Paradoxically, his antistyle endeared him with the audience. Being maladroit made him far more likable. Viewers felt they were getting the real thing; clearly this man was anything but a slick salesman. Ed was just Ed. He wasn’t part of that alien tribe known as entertainers, or so it seemed, but instead appeared far closer to an audience member. One night he introduced an actress in the audience by saying “she’s currently
starving
on Broadway”—perhaps a Freudian slip, given his own hungry struggle as a young Broadway columnist—and then realized his mistake. The audience began to laugh, and he began to laugh with them. Everyone enjoyed a hardy chuckle at Ed’s awkwardness. To think, just four hours earlier this man had taken complete dictatorial control over the show, issuing ultimatums, slashing comics’ well-honed gags, stepping on toes at will. And here he was on camera, as nonthreatening as the average uncle Charlie.

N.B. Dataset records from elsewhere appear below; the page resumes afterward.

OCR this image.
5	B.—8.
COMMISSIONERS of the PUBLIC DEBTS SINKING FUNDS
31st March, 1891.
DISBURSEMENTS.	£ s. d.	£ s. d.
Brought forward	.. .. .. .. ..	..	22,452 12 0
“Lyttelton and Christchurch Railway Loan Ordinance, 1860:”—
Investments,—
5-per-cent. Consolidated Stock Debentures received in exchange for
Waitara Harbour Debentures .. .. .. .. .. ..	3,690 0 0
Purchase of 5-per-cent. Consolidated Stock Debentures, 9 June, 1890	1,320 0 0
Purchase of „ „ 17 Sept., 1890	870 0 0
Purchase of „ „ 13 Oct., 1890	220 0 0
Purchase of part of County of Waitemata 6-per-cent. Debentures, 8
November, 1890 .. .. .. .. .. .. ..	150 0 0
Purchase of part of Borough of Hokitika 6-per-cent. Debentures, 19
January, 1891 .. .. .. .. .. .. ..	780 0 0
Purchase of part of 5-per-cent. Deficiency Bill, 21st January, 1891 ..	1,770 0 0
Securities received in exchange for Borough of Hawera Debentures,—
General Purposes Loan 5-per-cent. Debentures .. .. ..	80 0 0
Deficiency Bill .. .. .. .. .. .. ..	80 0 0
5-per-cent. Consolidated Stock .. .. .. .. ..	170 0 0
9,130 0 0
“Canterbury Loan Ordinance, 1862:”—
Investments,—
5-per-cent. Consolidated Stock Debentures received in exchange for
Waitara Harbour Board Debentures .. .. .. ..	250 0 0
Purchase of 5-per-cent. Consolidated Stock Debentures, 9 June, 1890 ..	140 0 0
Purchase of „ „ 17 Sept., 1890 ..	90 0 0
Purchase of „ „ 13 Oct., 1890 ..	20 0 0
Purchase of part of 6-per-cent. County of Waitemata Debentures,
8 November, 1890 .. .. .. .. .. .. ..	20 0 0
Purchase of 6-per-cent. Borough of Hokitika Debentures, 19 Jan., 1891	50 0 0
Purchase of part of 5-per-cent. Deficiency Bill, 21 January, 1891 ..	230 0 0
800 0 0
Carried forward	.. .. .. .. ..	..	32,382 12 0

Sullivan’s need to keep his feisty, combative nature off camera was not shared by the man he so envied and admired through the years, Walter Winchell. After some coaxing, Winchell launched his first television show in 1952, pushed into it as radio faltered in the face of TV’s bounding growth and Walter’s own radio show fell from the top ten. His debut was a telecast of his radio gossip show, with Winchell poised near the typewriter and the set decorated as a busy city newsroom. He projected an intense, on-the-edge energy in his broadcast, just as he always had in his radio show. He even wore his fedora on the air, as if attempting to recreate central casting’s idea of a hard-bitten newshound. It was the same persona that he and Ed had projected as they ran up and down Broadway in the 1930s: know-it-all, tough, jazzed up from a second cup of joe. Ed, off the air, was still essentially the same: acerbic and willing to lead with his elbows if necessary; it was only when the camera blinked on that he became the living room’s monochromatic supplicant. Yet Walter didn’t adapt. Unwilling or unable to fit into the cooler environment of 1950s television, he was a character in the wrong play.

His gossip, always an affront to polite society, now traveled in territory the public wouldn’t enter. In his debut television season he announced that President Truman had once belonged to the Ku Klux Klan—a ludicrous charge that Truman angrily dismissed. After suffering abysmal ratings—at one point he was rated 111th—ABC canceled his simulcast television-radio show in 1955. He approached NBC about a television program, offering to host the
Comedy Hour
opposite Sullivan in that show’s waning days, but was turned down. He also queried CBS, and as word leaked that he might get a show, Sullivan emitted howls of protest, or so Winchell claimed. Network executive Hubbell Robinson released a statement that CBS had not in fact mentioned Winchell’s proposed show to Sullivan. This prompted Walter to shoot an angry note to Robinson: “
Dear Hub, This is BULLSH!”

Desperate to get back on television, he organized his own sponsors and re-approached NBC, succeeding in getting
The Walter Winchell Show
signed for thirteen weeks in the fall of 1955. His choice of format revealed a telling irony: it was a variety show that Walter hosted without lengthy introductions—a veritable copy of the Sullivan show. Having so long been ahead of Ed in the public’s eye, Walter was reduced to imitating him. Adding ignominy, after a respectable start the show’s ratings quickly began to plummet. Oddly, even in his variety show he maintained the storied Winchell edge, wearing his fedora and tossing cigarette butts onstage. The show’s director, Alan Handley, noted how out of place Walter seemed. “
He couldn’t integrate himself into a TV show, and we couldn’t feel superior to him the way we could to Sullivan.”
The Walter Winchell Show
was canceled within three months of its debut.